There have always been Black people who love the horror genre. Ever since Jordan Peele’s social thriller Get Out took the world by storm in 2017, however, the interest in the horror genre and Black horror specifically, has skyrocketed into the mainstream. Award-winning author, UCLA professor and longtime horror-lover and writer Tananarive Due teaches a class at UCLA (and online) on Black horror called “The Sunken Place: Racism, Survival And The Black Horror Aesthetic,” hinging on Peele’s Get Out. The first course she taught went viral, with Peele even stopping by her class to surprise her students. Now, Professor Due can be seen in the Shudder documentary Horror Noire, which explores the history of Black Horror on screen.

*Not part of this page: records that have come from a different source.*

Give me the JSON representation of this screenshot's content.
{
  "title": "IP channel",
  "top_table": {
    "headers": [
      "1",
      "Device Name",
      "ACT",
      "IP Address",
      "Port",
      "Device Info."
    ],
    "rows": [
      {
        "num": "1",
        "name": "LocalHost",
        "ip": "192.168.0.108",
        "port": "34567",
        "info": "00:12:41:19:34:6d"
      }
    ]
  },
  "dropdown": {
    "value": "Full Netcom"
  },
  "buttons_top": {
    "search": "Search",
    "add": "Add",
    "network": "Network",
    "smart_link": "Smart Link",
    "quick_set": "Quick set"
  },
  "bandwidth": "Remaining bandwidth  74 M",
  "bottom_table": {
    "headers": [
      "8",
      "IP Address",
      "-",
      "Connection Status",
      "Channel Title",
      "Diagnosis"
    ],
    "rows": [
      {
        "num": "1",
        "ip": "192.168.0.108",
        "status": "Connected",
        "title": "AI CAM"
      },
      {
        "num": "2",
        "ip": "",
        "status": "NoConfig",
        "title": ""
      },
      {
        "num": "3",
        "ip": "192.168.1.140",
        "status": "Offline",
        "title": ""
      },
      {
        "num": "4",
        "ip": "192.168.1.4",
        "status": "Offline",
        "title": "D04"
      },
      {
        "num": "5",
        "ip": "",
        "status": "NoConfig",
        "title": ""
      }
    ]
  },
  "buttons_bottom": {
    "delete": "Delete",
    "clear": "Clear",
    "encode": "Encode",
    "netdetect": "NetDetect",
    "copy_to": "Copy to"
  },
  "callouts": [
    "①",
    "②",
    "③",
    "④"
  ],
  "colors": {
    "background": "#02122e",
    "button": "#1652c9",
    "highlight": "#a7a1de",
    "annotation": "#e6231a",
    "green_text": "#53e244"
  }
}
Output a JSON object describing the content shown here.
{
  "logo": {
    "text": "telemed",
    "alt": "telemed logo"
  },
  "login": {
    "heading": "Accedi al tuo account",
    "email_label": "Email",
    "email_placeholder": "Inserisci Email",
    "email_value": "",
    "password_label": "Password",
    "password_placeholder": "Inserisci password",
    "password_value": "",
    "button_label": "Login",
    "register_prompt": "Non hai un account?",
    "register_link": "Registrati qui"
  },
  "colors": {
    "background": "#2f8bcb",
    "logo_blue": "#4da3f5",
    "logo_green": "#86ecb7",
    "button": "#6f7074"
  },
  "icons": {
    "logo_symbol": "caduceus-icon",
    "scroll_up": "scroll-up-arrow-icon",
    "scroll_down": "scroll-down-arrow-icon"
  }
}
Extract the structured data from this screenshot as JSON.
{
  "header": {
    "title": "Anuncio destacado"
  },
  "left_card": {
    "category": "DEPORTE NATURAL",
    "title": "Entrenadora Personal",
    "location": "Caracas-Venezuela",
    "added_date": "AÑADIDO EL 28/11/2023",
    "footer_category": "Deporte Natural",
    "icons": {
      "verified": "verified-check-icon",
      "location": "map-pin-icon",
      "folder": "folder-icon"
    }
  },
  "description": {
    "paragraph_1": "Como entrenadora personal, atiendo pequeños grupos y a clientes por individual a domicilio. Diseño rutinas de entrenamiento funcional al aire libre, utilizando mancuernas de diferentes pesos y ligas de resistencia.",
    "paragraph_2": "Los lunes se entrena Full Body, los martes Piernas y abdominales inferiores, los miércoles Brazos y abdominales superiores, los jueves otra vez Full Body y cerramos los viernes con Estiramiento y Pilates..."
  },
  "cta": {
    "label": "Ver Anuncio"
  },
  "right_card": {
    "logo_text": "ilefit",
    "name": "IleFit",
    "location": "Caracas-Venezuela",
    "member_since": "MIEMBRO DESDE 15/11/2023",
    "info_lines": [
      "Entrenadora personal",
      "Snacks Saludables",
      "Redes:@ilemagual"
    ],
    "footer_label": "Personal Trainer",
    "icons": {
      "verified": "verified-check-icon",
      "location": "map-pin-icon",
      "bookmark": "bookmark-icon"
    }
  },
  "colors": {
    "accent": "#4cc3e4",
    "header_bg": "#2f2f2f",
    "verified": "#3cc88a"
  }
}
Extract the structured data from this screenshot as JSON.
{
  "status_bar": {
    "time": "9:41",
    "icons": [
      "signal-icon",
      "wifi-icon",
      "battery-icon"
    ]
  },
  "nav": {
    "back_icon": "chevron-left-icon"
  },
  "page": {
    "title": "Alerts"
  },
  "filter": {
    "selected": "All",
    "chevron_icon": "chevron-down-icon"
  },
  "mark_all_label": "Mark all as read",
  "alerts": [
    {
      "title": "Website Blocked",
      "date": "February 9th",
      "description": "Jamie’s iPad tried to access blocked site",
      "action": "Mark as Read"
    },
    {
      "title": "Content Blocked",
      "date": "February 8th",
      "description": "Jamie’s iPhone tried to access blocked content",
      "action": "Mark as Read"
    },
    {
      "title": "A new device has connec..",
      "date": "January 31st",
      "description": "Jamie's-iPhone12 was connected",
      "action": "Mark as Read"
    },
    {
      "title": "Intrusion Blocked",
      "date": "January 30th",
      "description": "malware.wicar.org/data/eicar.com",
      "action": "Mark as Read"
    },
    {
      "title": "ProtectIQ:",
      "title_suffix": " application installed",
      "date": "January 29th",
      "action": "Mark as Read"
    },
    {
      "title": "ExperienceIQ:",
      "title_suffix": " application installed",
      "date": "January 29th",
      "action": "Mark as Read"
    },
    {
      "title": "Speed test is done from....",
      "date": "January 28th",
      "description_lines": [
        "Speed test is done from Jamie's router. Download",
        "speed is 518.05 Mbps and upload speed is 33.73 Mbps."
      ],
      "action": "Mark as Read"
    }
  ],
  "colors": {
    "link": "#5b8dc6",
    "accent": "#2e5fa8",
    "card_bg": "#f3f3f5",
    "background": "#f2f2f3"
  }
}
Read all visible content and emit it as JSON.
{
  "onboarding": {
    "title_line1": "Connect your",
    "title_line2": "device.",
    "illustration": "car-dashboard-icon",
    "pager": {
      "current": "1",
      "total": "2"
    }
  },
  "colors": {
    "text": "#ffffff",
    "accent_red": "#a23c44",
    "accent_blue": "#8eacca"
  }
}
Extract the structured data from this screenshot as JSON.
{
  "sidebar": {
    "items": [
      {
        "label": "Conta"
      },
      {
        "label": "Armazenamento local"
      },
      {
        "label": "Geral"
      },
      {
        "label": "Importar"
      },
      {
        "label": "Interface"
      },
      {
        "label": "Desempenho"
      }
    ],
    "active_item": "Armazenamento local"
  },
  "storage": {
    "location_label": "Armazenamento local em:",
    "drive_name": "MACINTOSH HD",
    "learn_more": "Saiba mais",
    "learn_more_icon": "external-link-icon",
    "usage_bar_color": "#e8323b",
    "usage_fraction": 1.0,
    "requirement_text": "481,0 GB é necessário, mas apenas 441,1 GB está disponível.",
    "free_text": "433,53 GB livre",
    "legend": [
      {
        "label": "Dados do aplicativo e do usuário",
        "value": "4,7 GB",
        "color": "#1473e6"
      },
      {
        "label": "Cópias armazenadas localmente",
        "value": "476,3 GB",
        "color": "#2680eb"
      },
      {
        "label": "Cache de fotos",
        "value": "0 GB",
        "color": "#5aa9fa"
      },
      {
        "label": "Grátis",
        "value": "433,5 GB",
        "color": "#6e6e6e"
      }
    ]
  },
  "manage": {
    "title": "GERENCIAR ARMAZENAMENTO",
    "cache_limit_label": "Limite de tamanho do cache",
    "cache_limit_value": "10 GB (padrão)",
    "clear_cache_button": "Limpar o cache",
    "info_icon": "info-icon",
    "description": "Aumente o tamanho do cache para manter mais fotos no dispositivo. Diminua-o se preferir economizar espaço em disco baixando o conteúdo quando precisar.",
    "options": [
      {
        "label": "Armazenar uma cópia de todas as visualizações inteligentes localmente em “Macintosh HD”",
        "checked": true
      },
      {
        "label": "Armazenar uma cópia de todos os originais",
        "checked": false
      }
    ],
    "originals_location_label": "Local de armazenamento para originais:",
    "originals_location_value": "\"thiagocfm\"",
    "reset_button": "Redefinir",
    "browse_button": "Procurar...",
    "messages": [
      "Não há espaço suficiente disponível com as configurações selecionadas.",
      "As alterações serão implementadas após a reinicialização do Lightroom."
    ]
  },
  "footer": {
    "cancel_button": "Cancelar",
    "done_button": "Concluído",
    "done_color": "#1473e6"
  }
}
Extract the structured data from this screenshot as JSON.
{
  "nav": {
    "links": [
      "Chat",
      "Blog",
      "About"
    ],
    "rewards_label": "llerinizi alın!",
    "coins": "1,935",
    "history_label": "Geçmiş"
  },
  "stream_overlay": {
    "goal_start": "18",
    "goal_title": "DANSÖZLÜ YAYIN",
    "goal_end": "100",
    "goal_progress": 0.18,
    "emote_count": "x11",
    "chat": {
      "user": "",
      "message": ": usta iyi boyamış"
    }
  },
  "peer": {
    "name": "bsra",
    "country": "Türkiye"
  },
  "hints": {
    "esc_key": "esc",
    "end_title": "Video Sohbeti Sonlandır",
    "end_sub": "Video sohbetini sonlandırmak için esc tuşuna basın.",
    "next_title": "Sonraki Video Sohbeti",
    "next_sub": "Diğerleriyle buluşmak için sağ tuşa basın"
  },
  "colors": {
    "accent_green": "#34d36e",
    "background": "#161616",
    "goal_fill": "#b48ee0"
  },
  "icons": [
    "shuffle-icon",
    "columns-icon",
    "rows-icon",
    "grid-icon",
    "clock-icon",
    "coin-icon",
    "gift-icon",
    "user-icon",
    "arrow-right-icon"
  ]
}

She’s even helped to assemble the Horror Noire Syllabus for horror-lovers to go more in-depth after watching the documentary.

Professor Due stopped by Shadow And Act to explain what exactly Black Horror is.

“Horror as a genre is one of those interesting genres where it’s more about the emotions you feel while experiencing a book or a film,” Due told Shadow And Act. “Horror can be everything from Toni Morrison’s Beloved to a movie like The First Purge.”

“When I say the ‘Black Horror Aesthetic,’ it means everything from, just, we’re in it, there’s no racial context to it…and that’s still revolutionary today to have a horror movie with a primary protagonist or a strong secondary protagonist who just happens to be Black.”

She went on to describe why it’s so revolutionary to have this kind of Black character in horror:

“If you have an entire genre of film where we’re just not in the movie, it’s a kind of visual genocide. Where did we go?” she says. “So, just having a Black character who survives the movie, who isn’t there as sassy comic relief or just there to impart wisdom to the other characters and have no other life except that, that is huge.”